Notas sobre a Identidade e a Passagem do Tempo : Um breve olhar para o poema 'Uma canção' de Mário Quintana"

 

Uma canção

 

Minha terra não tem palmeiras...

E em vez de um mero sabiá,

Cantam aves invisíveis

Nas palmeiras que não há.

 

Minha terra tem relógios,

Cada qual com a sua hora

Nos mais diversos instantes...

Mas onde o instante de agora?

 

Mas onde a palavra “onde”?

Terra ingrata, ingrato filho,

Sob os céus da minha terra

Eu canto a Canção do Exílio!

 

(QUINTANA, Mário. Poemas para ler na escola. Ed Objetiva. São Paulo, 2011)

 

O poema "Minha terra não tem palmeiras..." de Mário Quintana é uma obra que ressoa com uma profundidade e uma melancolia que são intrínsecas à experiência humana. Através de imagens poéticas e questionamentos filosóficos, Quintana nos leva a uma jornada de reflexão sobre identidade, pertencimento e a passagem do tempo.

A ausência de elementos típicos associados à identidade nacional, como palmeiras e sabiás, inicialmente pode parecer uma simples descrição geográfica, mas revela-se uma metáfora poderosa para a sensação de desenraizamento e alienação que muitos de nós experimentamos em relação às nossas origens. A presença das "aves invisíveis" nas palmeiras inexistentes adiciona uma camada de mistério e transitoriedade, sugerindo a efemeridade da própria identidade e das nossas percepções.

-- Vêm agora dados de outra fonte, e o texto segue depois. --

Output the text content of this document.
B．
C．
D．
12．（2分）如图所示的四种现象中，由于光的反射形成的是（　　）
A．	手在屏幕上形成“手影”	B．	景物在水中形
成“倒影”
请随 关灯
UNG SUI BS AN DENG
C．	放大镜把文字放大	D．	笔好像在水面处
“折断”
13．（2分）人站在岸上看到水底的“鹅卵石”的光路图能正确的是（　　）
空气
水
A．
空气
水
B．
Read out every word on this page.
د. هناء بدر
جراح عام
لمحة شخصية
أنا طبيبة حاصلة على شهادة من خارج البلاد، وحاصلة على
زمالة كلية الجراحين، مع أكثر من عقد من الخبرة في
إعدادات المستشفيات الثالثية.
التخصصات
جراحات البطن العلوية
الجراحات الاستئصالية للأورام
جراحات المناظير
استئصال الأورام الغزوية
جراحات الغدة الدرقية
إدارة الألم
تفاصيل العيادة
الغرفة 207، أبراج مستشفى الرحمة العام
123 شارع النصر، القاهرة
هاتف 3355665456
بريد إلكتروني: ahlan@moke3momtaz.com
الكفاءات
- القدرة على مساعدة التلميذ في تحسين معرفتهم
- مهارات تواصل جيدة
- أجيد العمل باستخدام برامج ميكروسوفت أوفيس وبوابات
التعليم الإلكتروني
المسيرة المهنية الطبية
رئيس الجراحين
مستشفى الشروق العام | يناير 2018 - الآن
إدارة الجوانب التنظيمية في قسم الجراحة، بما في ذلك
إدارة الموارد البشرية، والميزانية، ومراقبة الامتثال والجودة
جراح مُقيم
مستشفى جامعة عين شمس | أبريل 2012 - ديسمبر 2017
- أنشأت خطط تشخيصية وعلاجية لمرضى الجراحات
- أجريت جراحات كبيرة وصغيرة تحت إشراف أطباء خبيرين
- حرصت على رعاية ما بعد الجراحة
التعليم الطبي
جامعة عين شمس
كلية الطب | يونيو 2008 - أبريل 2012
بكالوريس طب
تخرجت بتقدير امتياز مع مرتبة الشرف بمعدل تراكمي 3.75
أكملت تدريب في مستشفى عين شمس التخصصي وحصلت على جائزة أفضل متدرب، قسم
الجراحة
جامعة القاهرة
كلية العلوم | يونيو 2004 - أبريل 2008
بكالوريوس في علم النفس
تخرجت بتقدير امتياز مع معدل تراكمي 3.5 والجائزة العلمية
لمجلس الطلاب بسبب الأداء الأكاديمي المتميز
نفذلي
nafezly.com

A imagem dos relógios, cada um marcando sua própria hora em diferentes instantes, é uma representação vívida da fragmentação temporal que caracteriza a nossa experiência do tempo. Essa fragmentação, aliada à pergunta angustiante sobre "onde" está o instante de agora, ressalta a dificuldade de viver plenamente no presente, enquanto somos constantemente puxados para o passado ou o futuro.

A expressão "Terra ingrata, ingrato filho" ecoa com uma resignação dolorosa, revelando a complexa relação entre o eu lírico e sua terra natal. A referência à "Canção do Exílio" de Gonçalves Dias adiciona um elemento de tradição e continuidade à poesia, sugerindo que o sentimento de saudade e deslocamento não é apenas pessoal, mas compartilhado por muitos que vieram antes.

No geral, o poema de Quintana é uma meditação profunda sobre as nuances da identidade, a passagem do tempo e a busca por um senso de pertencimento em um mundo em constante mudança. Sua linguagem poética e suas imagens evocativas convidam à reflexão e à introspecção, proporcionando uma experiência de leitura enriquecedora e significativa.

Eu recomendaria a leitura deste poema, especialmente para aqueles que apreciam a poesia que desafia e transcende as fronteiras da linguagem e da experiência humana.